Re: Proposal: restrict link(2)

Craig Milo Rogers (
Fri, 13 Dec 96 13:15:21 PST

>> I understand quite clearly that making a link to a file does not affect
>> either the data or the inode (aside from the link count.) However, link()
>> has the rather unexpected side affect of allowing someone who is NOT the
>> owner of a file to have the ability to prolong the lifespan of a file
>> indefinitely. And that is a modification, and should be restricted to
>> those with write access to the file, if not the owner.
>Horrible, horrible!!! A person with read access to a file can copy the
>file, thus having the rather unexpected side effect of allowing someone
>who is not the owner of a file to have the ability to prolong the
>lifespan of the contents of the file indefinitely.

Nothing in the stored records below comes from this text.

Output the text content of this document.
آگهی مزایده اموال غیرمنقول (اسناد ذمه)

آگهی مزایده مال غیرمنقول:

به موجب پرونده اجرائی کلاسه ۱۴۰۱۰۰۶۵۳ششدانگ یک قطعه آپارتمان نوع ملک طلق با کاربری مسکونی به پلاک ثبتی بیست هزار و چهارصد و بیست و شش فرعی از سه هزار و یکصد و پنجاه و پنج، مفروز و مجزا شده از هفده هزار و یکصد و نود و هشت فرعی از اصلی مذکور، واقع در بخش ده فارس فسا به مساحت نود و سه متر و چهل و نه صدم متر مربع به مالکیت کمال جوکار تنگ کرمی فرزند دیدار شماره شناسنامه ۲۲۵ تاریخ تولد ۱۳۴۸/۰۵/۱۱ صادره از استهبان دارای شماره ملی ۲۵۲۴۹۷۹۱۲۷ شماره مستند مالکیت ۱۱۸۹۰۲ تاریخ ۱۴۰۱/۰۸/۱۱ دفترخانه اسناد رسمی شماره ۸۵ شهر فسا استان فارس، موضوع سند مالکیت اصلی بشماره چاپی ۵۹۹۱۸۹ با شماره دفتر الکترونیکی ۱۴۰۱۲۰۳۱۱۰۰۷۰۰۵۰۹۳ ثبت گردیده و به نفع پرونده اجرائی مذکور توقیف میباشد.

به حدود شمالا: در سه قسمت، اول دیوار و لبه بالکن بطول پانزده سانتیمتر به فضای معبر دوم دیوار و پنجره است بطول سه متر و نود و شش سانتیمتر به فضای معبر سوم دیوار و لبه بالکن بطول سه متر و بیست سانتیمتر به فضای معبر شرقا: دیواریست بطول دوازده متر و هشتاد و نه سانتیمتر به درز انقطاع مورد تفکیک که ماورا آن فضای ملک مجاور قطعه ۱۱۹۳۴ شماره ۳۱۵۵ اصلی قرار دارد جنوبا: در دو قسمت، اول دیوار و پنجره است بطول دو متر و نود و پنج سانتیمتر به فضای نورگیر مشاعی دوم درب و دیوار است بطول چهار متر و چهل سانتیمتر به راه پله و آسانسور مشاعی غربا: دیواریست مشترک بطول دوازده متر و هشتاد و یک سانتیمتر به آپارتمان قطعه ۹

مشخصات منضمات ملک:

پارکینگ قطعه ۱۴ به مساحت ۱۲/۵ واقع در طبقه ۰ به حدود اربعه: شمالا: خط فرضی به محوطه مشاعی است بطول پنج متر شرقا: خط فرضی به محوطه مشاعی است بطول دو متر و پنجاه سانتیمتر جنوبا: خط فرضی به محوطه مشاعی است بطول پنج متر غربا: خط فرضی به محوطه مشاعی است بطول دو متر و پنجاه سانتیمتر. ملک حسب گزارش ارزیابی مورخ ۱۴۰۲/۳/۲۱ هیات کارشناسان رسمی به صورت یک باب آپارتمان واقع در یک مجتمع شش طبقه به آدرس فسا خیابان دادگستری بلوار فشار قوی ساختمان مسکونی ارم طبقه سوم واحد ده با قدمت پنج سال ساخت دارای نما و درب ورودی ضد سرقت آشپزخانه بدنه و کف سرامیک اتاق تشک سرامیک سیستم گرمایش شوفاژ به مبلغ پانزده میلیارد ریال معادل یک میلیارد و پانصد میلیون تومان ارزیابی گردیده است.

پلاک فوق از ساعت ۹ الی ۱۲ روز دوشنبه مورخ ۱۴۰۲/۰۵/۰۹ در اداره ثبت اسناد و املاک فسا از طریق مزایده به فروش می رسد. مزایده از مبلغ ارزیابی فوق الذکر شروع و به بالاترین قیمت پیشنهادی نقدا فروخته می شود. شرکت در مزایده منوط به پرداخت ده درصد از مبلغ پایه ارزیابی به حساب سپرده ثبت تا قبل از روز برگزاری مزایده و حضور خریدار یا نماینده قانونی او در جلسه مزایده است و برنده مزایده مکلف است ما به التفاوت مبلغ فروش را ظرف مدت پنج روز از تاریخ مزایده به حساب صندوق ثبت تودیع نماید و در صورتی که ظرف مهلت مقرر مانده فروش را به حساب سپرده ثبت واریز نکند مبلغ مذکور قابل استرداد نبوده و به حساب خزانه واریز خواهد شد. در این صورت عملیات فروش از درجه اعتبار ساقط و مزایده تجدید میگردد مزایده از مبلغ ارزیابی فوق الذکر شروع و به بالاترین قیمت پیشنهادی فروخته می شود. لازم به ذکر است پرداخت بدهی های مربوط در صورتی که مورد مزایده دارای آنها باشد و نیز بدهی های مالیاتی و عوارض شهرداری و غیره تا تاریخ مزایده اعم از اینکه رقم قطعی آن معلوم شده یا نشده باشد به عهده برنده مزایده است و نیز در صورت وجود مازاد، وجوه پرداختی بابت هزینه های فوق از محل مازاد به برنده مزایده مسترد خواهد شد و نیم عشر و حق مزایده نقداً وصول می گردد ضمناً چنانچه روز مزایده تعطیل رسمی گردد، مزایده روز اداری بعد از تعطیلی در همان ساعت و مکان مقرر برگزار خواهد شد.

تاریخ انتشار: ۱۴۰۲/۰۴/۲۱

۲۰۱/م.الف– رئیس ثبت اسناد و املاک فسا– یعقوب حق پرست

Worse still! The new copy of the file can have different access
protections; it could even be made world-readable!

As a more constructive comment, I note that what we're
discussing is similar in spirit to the special meaning of the sticky
bit for directories in "some filesystems" (hmm, I haven't found any
Linux man pages that state which filesystems do what in this regard).
Presumably, what you'd like is:

1) A new attribute for files that means "only the owner of this
file (or the superuser) is allowed to link to it" (for
completeness, it would be nice to have a group-level equivalent,

2) A new attribute for directories, mounted file systems, and/or
user processes that, when set, will automatically set the
file-level attribute described above in any new files.

This approach requires one ot two new ext2fs extended
attributes and changes to various programs. Alternatively, for Unix
timesharing services, you might be satisfied with a mount option that
changes the behavior of link(2) for all files on the mounted
filesystem; this requires changes to fewer programs.